If you’re taking the family for a weekend camping trip, why not learn how to forage mushrooms as an activity that benefits your dinner that night? Learn a new hobby together by finding a foraging for beginners application and a guide to mushroom hunting. Most foraging applications and guides will give you an explanation on how to start foraging for wild mushrooms or some guidelines to begin your hunt. Most will tell you to memorize two different types of mushrooms that you can eat so you can be positive when you come across one of them. Along with choosing your mushrooms to memorize and find, it might also be wise to bring along your phone with a downloaded fungi identification application just do double-check your findings. These guides also help you identify the best place to hunt for mushrooms. Since the best place is usually a forest area, you’re already set in the right spot for hunting and camping. These guides will also offer advice on mushroom foraging tools. They offer good ideas about tools you might not think of as a beginner that will help you stay healthy on your hunting adventure. Having adventures with your family are some of the best memories you can give to your kids, and foraging for wild mushrooms teaches them pretty interesting skills.

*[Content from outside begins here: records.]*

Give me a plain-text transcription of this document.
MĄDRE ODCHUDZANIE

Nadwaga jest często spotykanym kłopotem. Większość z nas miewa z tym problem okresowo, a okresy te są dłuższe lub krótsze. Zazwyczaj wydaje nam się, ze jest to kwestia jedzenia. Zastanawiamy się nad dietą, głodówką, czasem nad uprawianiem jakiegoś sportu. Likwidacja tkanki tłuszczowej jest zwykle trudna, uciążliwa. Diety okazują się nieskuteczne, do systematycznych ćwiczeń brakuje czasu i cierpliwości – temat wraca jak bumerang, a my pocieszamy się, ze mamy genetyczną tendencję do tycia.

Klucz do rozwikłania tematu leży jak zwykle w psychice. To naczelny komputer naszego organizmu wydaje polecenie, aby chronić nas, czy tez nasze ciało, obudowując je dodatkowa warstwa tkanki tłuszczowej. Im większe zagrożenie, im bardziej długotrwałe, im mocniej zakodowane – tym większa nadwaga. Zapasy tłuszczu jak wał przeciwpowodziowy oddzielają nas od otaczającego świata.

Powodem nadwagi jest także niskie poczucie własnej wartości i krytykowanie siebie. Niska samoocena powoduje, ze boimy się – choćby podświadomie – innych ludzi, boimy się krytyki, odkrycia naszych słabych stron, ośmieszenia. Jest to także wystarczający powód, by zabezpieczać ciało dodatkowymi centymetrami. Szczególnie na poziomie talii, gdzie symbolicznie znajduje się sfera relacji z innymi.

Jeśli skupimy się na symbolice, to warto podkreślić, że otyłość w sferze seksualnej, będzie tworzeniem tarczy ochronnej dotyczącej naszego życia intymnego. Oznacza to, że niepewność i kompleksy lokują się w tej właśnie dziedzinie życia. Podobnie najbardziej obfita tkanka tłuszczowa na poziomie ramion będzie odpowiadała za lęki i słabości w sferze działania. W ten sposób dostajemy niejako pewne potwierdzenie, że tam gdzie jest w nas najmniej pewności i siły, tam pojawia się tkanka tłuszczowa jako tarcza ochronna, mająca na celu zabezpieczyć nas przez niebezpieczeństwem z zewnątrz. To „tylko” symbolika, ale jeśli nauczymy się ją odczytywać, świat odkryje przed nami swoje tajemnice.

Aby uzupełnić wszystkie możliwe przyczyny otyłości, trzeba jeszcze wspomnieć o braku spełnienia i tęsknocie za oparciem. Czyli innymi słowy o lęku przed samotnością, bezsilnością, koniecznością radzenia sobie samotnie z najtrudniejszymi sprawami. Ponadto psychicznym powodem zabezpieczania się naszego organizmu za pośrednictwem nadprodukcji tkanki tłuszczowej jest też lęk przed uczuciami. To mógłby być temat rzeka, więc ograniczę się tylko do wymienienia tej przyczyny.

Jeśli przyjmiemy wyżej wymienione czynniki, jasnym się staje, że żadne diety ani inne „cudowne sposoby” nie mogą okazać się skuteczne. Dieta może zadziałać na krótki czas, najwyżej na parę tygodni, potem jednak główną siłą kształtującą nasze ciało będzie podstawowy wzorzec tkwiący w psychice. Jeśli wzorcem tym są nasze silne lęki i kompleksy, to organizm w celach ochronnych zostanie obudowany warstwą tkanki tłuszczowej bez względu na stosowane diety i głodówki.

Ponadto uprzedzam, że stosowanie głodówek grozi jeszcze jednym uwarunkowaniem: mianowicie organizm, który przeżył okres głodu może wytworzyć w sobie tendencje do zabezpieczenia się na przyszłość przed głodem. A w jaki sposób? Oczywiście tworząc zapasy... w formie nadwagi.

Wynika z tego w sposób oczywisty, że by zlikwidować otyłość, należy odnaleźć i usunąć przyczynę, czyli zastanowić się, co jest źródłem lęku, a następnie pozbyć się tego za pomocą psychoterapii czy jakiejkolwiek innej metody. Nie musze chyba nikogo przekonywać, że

If you are not positive on how to tell what are non-poisonous mushrooms and which ones to stay very far away from, there are handheld guides that have a list of poisonous mushrooms. If you’re more of a visual person, try a mushroom identification app that has pictures of edible mushrooms so you know what the good ones look like. Try starting with some familiar ones like some yummy chanterelles or oyster. It might be easier to identify the ones you’ve enjoyed sauteed in butter and are a common mushroom to eat than the poisonous ones you’ve never seen on your plate before. It's also wise to never eat wild mushrooms raw. Some mushrooms can have a mild toxin but it can be released from heat so fry them good in loads of butter and enjoy. But the best advice for deciding whether or not to fry up those mushrooms, be smart. If you’re not absolutely positive of what type of mushroom it is, call in the cream of mushroom can, or buy some save the day button mushrooms and save the fresh ones for another day when you are certain of its nontoxic character.
Kim
While camping or hiking, you never know when you may become stranded and must go 24 or 48 hours with no food. Having an app that identifies mushrooms and plants can be very useful during this time. It can also help prevent unwanted rashes from poison ivy or poison oak.